Please appreciate our Qlik community members by giving Kudos for sharing their time for your query. If your query is answered, please mark the topic as resolved 🙂
YoussefBelloum
Champion
Champion
Author

@PrashantSangle 
Nope, all ETL apps (apps that nclude drop tables) shows "zero" on the used base ram, on the Readiness app and on all the monitoring apps out there.

Thanks anyway.

-Youssef

marcus_sommer

You may get respectively derive the Base RAM by reading the information from the stored files per filesize() and/or to store/drop temporary every load-step as file and fetching their information, too.

Another approach might be to read the meta-data of the tables per loop over all fields and their fieldvaluecount() * avg() bytes per value + considering the size of the table-index per noofrows(). The results would be never exact but suitable to get an order of magnitude.

Both methods aren't without some efforts whereby the first one is rather simple and the second quite complex. But it won't be mandatory necessary to apply it against everything else just the few most heavy applications - I assume you knows already which ones.

Beside the above be aware that the RAM consumption during any joins/aggregations/crosstable/... might be much bigger as the final output-data. To fetch this kind of information you will need a look from the outside to the events of the ETL like mentioned by @lachlanwcast (you may also look for usable information within the performance-logs of the QS server). 

YoussefBelloum
Champion
Champion
Author

Thank you @marcus_sommer 

Very interesting approaches.

I'll take both and the give it a try.

The Ram consumption during joings/aggregations/cross etc I think I will not need it, because It will not be calculated by the resources of the machines that will host the Qlik data gateway, it will instead use the resources of the QlikCloud tenant.

My need is basically to calculate the amount of on-prem data uploaded to the tenant. to size correctly the Data gateway machines.

-Youssef

marcus_sommer

This means that mainly the sources of the raw-data define the sizing and that rather the sql/storage-system should answer the question. This might be further impacted by any incremental approaches or a data-compressing whereby such measurements would also create some efforts. 

YoussefBelloum
Champion
Champion
Author

@marcus_sommer 

It will help if it was the exact same size of the raw data. but on every sql script, there is explicit SELECT statement, not really SELECT *. 

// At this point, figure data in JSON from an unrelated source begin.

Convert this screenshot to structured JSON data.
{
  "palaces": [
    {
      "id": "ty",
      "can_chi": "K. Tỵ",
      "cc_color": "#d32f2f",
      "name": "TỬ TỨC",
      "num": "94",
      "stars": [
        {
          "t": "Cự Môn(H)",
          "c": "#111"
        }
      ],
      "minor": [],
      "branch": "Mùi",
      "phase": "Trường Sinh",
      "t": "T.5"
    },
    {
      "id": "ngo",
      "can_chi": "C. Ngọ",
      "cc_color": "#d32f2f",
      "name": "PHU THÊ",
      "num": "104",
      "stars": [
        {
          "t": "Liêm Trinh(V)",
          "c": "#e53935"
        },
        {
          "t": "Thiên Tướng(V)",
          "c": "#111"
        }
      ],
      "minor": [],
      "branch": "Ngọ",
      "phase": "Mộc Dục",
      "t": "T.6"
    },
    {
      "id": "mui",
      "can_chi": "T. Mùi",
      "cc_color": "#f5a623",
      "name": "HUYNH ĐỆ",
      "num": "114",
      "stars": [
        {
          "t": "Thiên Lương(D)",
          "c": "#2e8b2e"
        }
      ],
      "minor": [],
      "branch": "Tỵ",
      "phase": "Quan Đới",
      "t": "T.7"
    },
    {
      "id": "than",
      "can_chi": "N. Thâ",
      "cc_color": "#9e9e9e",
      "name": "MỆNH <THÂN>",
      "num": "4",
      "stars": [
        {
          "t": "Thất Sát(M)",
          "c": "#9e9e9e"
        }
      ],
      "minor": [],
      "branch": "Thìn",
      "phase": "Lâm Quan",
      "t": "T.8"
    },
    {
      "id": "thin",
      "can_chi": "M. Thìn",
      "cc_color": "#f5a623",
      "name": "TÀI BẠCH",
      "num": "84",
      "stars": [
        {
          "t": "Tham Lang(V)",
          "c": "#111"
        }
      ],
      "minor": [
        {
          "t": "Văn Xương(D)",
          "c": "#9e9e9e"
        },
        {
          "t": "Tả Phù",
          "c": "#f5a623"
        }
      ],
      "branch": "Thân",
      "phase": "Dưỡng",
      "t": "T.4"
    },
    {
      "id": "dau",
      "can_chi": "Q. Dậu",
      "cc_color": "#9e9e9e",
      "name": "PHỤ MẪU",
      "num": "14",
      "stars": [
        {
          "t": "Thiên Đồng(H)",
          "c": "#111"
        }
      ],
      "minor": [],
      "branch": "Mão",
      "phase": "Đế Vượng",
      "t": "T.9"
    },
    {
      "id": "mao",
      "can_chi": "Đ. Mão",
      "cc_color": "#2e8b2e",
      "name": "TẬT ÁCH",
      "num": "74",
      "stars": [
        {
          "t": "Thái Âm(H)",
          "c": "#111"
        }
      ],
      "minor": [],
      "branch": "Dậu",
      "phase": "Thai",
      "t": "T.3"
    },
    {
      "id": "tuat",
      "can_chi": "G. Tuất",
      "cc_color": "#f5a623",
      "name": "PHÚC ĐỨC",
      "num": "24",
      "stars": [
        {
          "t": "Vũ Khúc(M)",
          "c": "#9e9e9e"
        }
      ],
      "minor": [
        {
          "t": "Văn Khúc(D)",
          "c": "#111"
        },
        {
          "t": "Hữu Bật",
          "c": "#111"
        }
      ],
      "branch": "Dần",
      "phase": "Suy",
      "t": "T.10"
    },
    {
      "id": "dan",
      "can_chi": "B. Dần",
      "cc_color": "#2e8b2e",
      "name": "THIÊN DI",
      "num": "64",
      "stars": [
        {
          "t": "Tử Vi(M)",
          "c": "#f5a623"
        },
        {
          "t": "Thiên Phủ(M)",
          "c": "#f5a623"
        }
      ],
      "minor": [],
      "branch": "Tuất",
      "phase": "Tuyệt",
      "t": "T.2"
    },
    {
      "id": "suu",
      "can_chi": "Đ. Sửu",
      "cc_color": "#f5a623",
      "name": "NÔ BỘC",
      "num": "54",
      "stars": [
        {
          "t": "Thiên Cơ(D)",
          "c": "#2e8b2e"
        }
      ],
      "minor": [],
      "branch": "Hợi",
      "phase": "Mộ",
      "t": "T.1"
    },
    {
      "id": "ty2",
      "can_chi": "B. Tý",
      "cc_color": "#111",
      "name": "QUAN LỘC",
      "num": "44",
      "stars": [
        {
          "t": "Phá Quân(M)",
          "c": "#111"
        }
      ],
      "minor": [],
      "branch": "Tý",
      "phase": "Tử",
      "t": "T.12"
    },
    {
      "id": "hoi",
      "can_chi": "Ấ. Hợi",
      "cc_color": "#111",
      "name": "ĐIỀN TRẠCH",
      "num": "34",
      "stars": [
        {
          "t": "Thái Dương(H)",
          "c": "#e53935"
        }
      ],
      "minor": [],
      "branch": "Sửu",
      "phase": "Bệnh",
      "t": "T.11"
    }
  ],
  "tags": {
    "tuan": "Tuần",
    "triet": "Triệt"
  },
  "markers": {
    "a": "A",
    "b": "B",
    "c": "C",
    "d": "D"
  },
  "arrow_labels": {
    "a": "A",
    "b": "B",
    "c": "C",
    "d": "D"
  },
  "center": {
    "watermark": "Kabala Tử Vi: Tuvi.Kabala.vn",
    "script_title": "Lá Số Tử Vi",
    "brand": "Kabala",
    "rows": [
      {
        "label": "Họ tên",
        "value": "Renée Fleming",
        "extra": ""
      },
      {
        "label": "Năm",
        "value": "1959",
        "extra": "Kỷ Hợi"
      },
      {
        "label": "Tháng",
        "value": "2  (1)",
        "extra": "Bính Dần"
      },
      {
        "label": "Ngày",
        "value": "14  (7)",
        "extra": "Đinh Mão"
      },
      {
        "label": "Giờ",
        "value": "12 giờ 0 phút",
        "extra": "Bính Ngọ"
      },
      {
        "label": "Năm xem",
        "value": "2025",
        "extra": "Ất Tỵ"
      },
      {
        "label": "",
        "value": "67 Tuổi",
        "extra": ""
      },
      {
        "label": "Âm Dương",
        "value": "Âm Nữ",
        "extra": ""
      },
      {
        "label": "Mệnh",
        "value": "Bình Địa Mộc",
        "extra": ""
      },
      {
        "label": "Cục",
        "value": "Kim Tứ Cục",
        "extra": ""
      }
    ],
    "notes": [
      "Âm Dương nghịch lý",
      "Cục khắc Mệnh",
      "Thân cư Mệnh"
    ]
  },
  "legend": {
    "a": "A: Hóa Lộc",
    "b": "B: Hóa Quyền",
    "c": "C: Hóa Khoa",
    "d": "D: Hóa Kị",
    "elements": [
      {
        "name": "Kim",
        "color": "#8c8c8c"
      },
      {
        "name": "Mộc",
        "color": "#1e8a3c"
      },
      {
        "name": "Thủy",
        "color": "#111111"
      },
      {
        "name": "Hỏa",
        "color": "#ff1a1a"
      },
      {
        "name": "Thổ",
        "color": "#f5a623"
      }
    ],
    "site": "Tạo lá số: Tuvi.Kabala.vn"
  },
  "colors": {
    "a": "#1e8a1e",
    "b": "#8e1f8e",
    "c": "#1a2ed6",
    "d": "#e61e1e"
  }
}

They are selecting the columns, making filters and aggregations, which reduce the amount of data comparing the raw/total data.

marcus_sommer

I think the most pragmatically approach would be to look manually for the 5 biggest loads and a simple calculation of:

((F1 * DataType) + (F2 * DataType) + (F3 * DataType) + ....) * Records

whereby Records is then an approximately assumption of % reduction from the filter-conditions and aggregations.

It should be enough in regard to the max. peak because the load-tasks are very likely scheduled in defined chains because the number of parallel tasks are restricted to the performance of the data-base and the network and there might be also various dependencies in regard to the task-orders.